(Montréal) Les Témoins de Jéhovah peuvent en appeler du jugement qui a donné le feu vert à une action collective contre eux pour agressions sexuelles alléguées sur des mineurs.

La Cour d’appel du Québec leur a octroyé ce droit par une décision rendue lundi.

Les deux entités visées par l’action, liées aux Témoins de Jéhovah, sont la Watch Tower Bible and Tract Society of Canada et la Watch Tower Bible and Tract Society of Pennsylvania. Elles avaient demandé la permission d’en appeler du jugement ayant autorisé l’action collective, rendu le 27 février dernier par la juge Chantal Corriveau de la Cour supérieure.

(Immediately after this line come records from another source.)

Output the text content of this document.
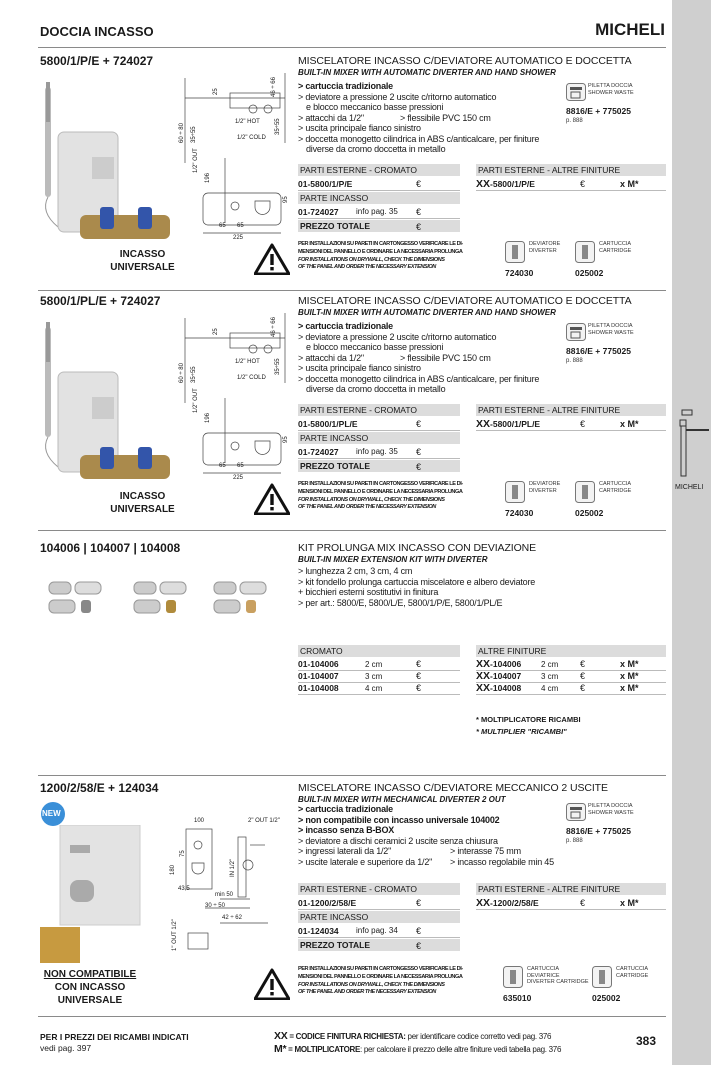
MICHELI
DOCCIA INCASSO	MICHELI
5800/1/P/E + 724027	MISCELATORE INCASSO C/DEVIATORE AUTOMATICO E DOCCETTA
BUILT-IN MIXER WITH AUTOMATIC DIVERTER AND HAND SHOWER
> cartuccia tradizionale
> deviatore a pressione 2 uscite c/ritorno automatico
e blocco meccanico basse pressioni
> attacchi da 1/2"	> flessibile PVC 150 cm
> uscita principale fianco sinistro
> doccetta monogetto cilindrica in ABS c/anticalcare, per finiture
diverse da cromo doccetta in metallo
PILETTA DOCCIA
SHOWER WASTE
8816/E + 775025
p. 888
PARTI ESTERNE - CROMATO	PARTI ESTERNE - ALTRE FINITURE
01-5800/1/P/E	€	XX-5800/1/P/E	€	x M*
PARTE INCASSO
01-724027 info pag. 35 €
PREZZO TOTALE	€
PER INSTALLAZIONI SU PARETI IN CARTONGESSO VERIFICARE LE DI-
MENSIONI DEL PANNELLO E ORDINARE LA NECESSARIA PROLUNGA
FOR INSTALLATIONS ON DRYWALL, CHECK THE DIMENSIONS
OF THE PANEL AND ORDER THE NECESSARY EXTENSION
DEVIATORE
DIVERTER
724030
CARTUCCIA
CARTRIDGE
025002
INCASSO
UNIVERSALE
25	46 ÷ 66
60 ÷ 80 35÷55
1/2" HOT
1/2" COLD
35÷55
1/2" OUT
196
95
65 65
225
5800/1/PL/E + 724027	MISCELATORE INCASSO C/DEVIATORE AUTOMATICO E DOCCETTA
BUILT-IN MIXER WITH AUTOMATIC DIVERTER AND HAND SHOWER
> cartuccia tradizionale
> deviatore a pressione 2 uscite c/ritorno automatico
e blocco meccanico basse pressioni
> attacchi da 1/2"	> flessibile PVC 150 cm
> uscita principale fianco sinistro
> doccetta monogetto cilindrica in ABS c/anticalcare, per finiture
diverse da cromo doccetta in metallo
PILETTA DOCCIA
SHOWER WASTE
8816/E + 775025
p. 888
PARTI ESTERNE - CROMATO	PARTI ESTERNE - ALTRE FINITURE
01-5800/1/PL/E	€	XX-5800/1/PL/E	€	x M*
PARTE INCASSO
01-724027 info pag. 35 €
PREZZO TOTALE	€
PER INSTALLAZIONI SU PARETI IN CARTONGESSO VERIFICARE LE DI-
MENSIONI DEL PANNELLO E ORDINARE LA NECESSARIA PROLUNGA
FOR INSTALLATIONS ON DRYWALL, CHECK THE DIMENSIONS
OF THE PANEL AND ORDER THE NECESSARY EXTENSION
DEVIATORE
DIVERTER
724030
CARTUCCIA
CARTRIDGE
025002
INCASSO
UNIVERSALE
25	46 ÷ 66
60 ÷ 80 35÷55
1/2" HOT
1/2" COLD
35÷55
1/2" OUT
196
95
65 65
225
104006 | 104007 | 104008	KIT PROLUNGA MIX INCASSO CON DEVIAZIONE
BUILT-IN MIXER EXTENSION KIT WITH DIVERTER
> lunghezza 2 cm, 3 cm, 4 cm
> kit fondello prolunga cartuccia miscelatore e albero deviatore
+ bicchieri esterni sostitutivi in finitura
> per art.: 5800/E, 5800/L/E, 5800/1/P/E, 5800/1/PL/E
CROMATO	ALTRE FINITURE
01-104006	2 cm	€	XX-104006 2 cm €	x M*
01-104007	3 cm	€	XX-104007 3 cm €	x M*
01-104008	4 cm	€	XX-104008 4 cm €	x M*
* MOLTIPLICATORE RICAMBI
* MULTIPLIER "RICAMBI"
NEW
1200/2/58/E + 124034	MISCELATORE INCASSO C/DEVIATORE MECCANICO 2 USCITE
BUILT-IN MIXER WITH MECHANICAL DIVERTER 2 OUT
> cartuccia tradizionale
> non compatibile con incasso universale 104002
> incasso senza B-BOX
> deviatore a dischi ceramici 2 uscite senza chiusura
> ingressi laterali da 1/2"	> interasse 75 mm
> uscite laterale e superiore da 1/2" > incasso regolabile min 45
PILETTA DOCCIA
SHOWER WASTE
8816/E + 775025
p. 888
PARTI ESTERNE - CROMATO	PARTI ESTERNE - ALTRE FINITURE
01-1200/2/58/E	€	XX-1200/2/58/E	€	x M*
PARTE INCASSO
01-124034 info pag. 34 €
PREZZO TOTALE	€
PER INSTALLAZIONI SU PARETI IN CARTONGESSO VERIFICARE LE DI-
MENSIONI DEL PANNELLO E ORDINARE LA NECESSARIA PROLUNGA
FOR INSTALLATIONS ON DRYWALL, CHECK THE DIMENSIONS
OF THE PANEL AND ORDER THE NECESSARY EXTENSION
CARTUCCIA
DEVIATRICE
DIVERTER CARTRIDGE
635010
CARTUCCIA
CARTRIDGE
025002
NON COMPATIBILE
CON INCASSO
UNIVERSALE
100
180
75
43,5
2" OUT 1/2"
IN 1/2"
min 50
30 ÷ 50
42 ÷ 62
1" OUT 1/2"
PER I PREZZI DEI RICAMBI INDICATI
vedi pag. 397
XX = CODICE FINITURA RICHIESTA: per identificare codice corretto vedi pag. 376
M* = MOLTIPLICATORE: per calcolare il prezzo delle altre finiture vedi tabella pag. 376
383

Ce jugement permettait à toutes les personnes qui sont — ou ont été — des Témoins de Jéhovah de poursuivre pour des agressions sexuelles commises au Québec par une personne occupant le rôle d’« Ancien » ou par un membre de la communauté.

Une ex-fidèle a reçu le statut de représentante pour cette action collective. Issue d’une famille de Témoins de Jéhovah, elle allègue avoir été agressée par son frère lorsqu’elle était mineure. Elle se serait alors confiée à sa mère et à un « Ancien », un dirigeant spirituel au sein du groupe. Selon son témoignage, ils l’auraient découragée de porter plainte à la police contre son frère, car cela risquerait de « ternir l’image du Dieu Jéhovah ». Elle a depuis été excommuniée.

Elle reproche donc aux deux sociétés visées d’entretenir une « culture du silence » dans la communauté. Elle soutient de plus que cette organisation est responsable des abus commis par ses « Anciens », car ils font partie de sa hiérarchie.

Elle réclame donc 250 000 $ pour elle-même, ainsi que pour tous ceux qui ont été victimes d’agressions.

Aucune de ses allégations n’ont encore été prouvées devant un juge.

Watch Tower Canada a demandé la permission d’en appeler de ce jugement qu’elle qualifie de « sans précédent au Québec ». Les agressions reprochées ne se sont pas déroulées dans un cadre institutionnel, dit-elle, et ce ne sont pas des dirigeants ni des employés de l’organisation religieuse qui auraient commis les agressions.

« L’action collective viserait plutôt à tenir Watch Tower Canada responsable des agressions sexuelles de l’ensemble des fidèles des Témoins de Jéhovah, et ce, peu importe le contexte ou les circonstances dans lesquelles elles sont commises et sur le seul critère de l’identité religieuse des agresseurs et de leurs victimes », est-il rapporté dans la décision de la Cour d’appel.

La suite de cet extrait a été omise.